I would have only bought the Lionel Thomas set but once I got it home I found out why it was so cheap 
it was the older set with only whistle sounds 
up side is it came with the full size 80 watt xformer

so I decided to go back and pick up the Little Steam LionChief set because the remote will be easy for the lil one to use and it at least has a bell and rail sounds(also wanted a caboose to)


then daddy got his big ol steam engine with smoke and rail sounds so he can play to lol 


I did promise my wife that I would stop with the trains and wait for birthdays and special occasions for the scenery so that part may be a bit slow going 
lol probably not lol already ordered a mth farm house lol


----------



## AmFlyer (Mar 16, 2012)

I can vouch for the fact that you are being prudent and frugal in your train purchases! Keep having fun. Hopefully your baby will really take a liking to the trains and ask for more.


----------



## flyernut (Oct 31, 2010)

Nice...I started my youngest with a Union Pacific steamer set from Lionel on a 4x8 sheet of plywood...And so the story goes,lol....and then I discovered ebay.........


----------



## dicgolfer72 (Dec 4, 2015)

brought home all my spare s scale stuff from the store 
and added some shelving above the layout 


as soon as I walked into the back room my 1 yr old cooed and pointed to the train table lol

here are some pics of the engine and box car I got from the antique shop


----------



## dicgolfer72 (Dec 4, 2015)

did a ton of work tonight 
pretty much done

got to decide if I want a cemetery or play ground to the left of the gas station
and waiting on one last house 
then finish the land scape 
and I'm quitting lol


shelving all up and loaded up with flyer gear lol





layout cleaned up and looking ok 







using this to run power



and a vid of it all running
I'm having a problem with my second hand gas station the garage door sticks sometimes 
otherwise its all a blast 
I really love the frosty the snowman engine its fun lol the one year old dances every time it plays lol


----------



## AmFlyer (Mar 16, 2012)

That is nice!
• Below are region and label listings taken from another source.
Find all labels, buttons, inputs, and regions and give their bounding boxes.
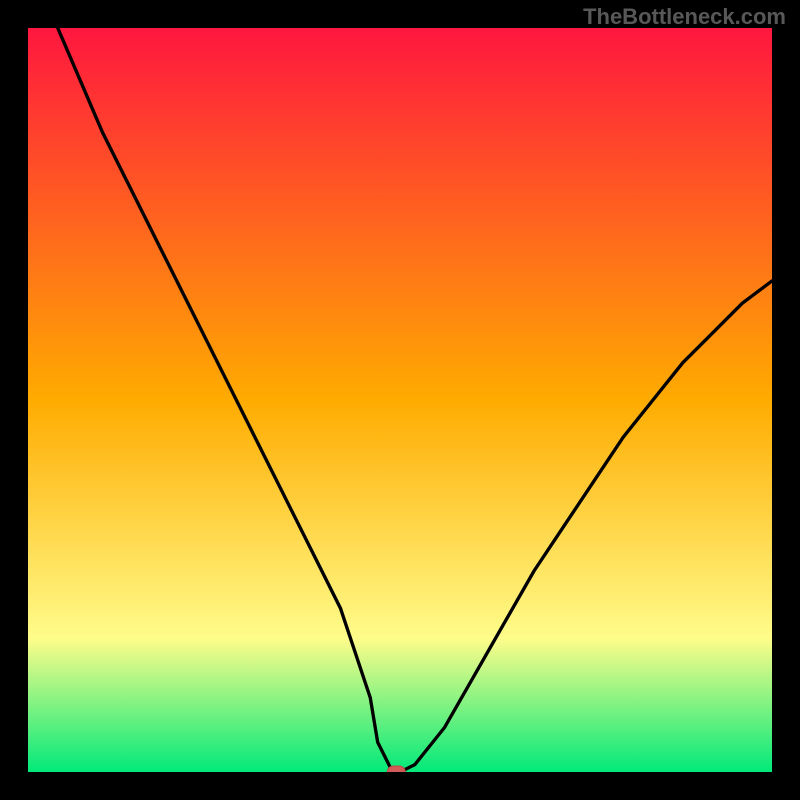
chart-plot-area [28,28,772,772]
chart-svg [28,28,772,772]
optimal-point-marker [387,766,405,772]
chart-frame: TheBottleneck.com [0,0,800,800]
watermark-text: TheBottleneck.com [583,4,786,30]
chart-background-gradient [28,28,772,772]
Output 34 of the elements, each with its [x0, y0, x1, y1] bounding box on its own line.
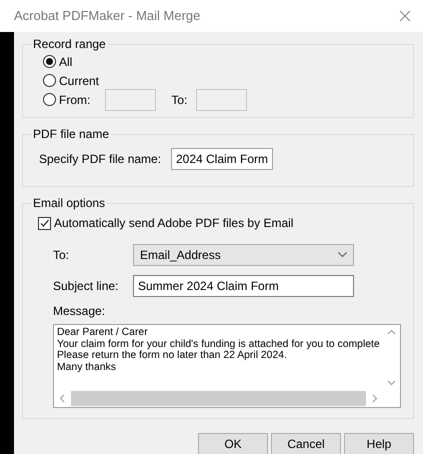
radio-option[interactable]: From: [43, 90, 90, 108]
dialog-button[interactable]: OK [198, 433, 268, 454]
to-field[interactable] [196, 88, 248, 110]
dialog-button[interactable]: Cancel [271, 433, 341, 454]
close-icon[interactable] [399, 10, 411, 22]
scroll-down-icon[interactable] [387, 378, 396, 387]
scroll-left-icon[interactable] [58, 394, 67, 403]
field-label: To: [53, 247, 70, 264]
message-line: Please return the form no later than 22 April 2024. [57, 350, 288, 362]
message-line: Your claim form for your child's funding is attached for you to complete [57, 338, 380, 350]
message-field[interactable]: Dear Parent / Carer Your claim form for your child's funding is attached for you to complete Please return the form no later than 22 April 2024. Many thanks [53, 324, 401, 408]
dialog-button[interactable]: Help [344, 433, 414, 454]
to-label: To: [171, 92, 188, 108]
chevron-icon [338, 252, 347, 258]
from-field[interactable] [105, 88, 156, 110]
file-name-field[interactable]: 2024 Claim Form [170, 148, 273, 170]
recipient-dropdown[interactable]: Email_Address [133, 244, 354, 266]
field-label: Message: [53, 303, 106, 320]
auto-send-checkbox[interactable]: Automatically send Adobe PDF files by Email [38, 214, 403, 232]
window-title: Acrobat PDFMaker - Mail Merge [14, 7, 200, 26]
message-line: Dear Parent / Carer [57, 327, 149, 338]
field-label: Subject line: [53, 278, 120, 295]
field-label: Specify PDF file name: [39, 151, 162, 168]
radio-option[interactable]: All [43, 52, 72, 70]
scroll-right-icon[interactable] [370, 394, 379, 403]
group-title: PDF file name [32, 126, 110, 142]
scroll-up-icon[interactable] [387, 328, 396, 337]
message-line: Many thanks [57, 362, 117, 373]
group-title: Record range [32, 36, 107, 52]
radio-option[interactable]: Current [43, 72, 100, 90]
group-title: Email options [32, 195, 106, 211]
scrollbar-thumb[interactable] [71, 391, 366, 406]
subject-field[interactable]: Summer 2024 Claim Form [133, 275, 354, 297]
check-icon [39, 218, 50, 228]
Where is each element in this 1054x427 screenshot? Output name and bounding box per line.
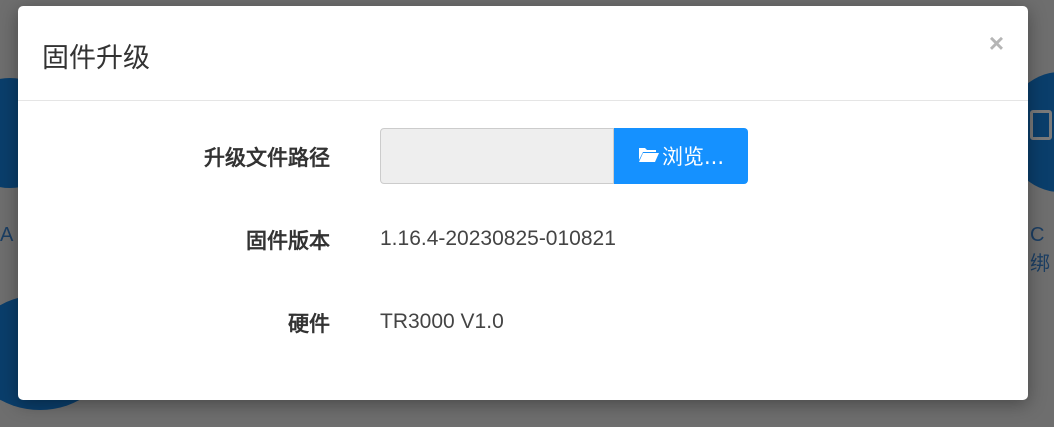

I had not heard the sound file on the Frosty engine previously.


----------



## flyernut (Oct 31, 2010)

nice.....:smilie_daumenpos:


----------



## dicgolfer72 (Dec 4, 2015)

AmFlyer said:


> That is nice! I had not heard the sound file on the Frosty engine previously.




I was surprised on the build quality most of the lionchief stuff I came across is on par with the Thomas or little steamer 
but I picked up the frosty on feepay for 150$ nib but missing the track (I say nib because all the cars still had the clear rubber bands on the wheels )

but frosty is all nice 
die cast engine and tender
and all cars had working couplers and nice detailed trucks


----------



## AmFlyer (Mar 16, 2012)

It sure looks perfect in the video. I do not have any O gauge trains.


----------



## dicgolfer72 (Dec 4, 2015)

AmFlyer said:


> It sure looks perfect in the video. I do not have any O gauge trains.


I didn't have any o gauge until I started this project lol 

after getting my dad that mth railking set I caught the bug (o is so much cheaper than s due to the mass amount of stuff made in o )




we went to Omaha last weekend for the kids spring break and went to the zoo 
on the way back to kc I stopped in at a local Omaha train store and snagged a pair of American flyer 21107 engines 15$ each 
one works great the other was doa and after soldering the wire back in the tender I found out the gears are shot it just growls and wheels don't move 


got back home and with a bit of help from my 12 yr old the layout is finished 











vid of it all running


----------



## AmFlyer (Mar 16, 2012)

I like it. 
Surely you know a layout is never done.


----------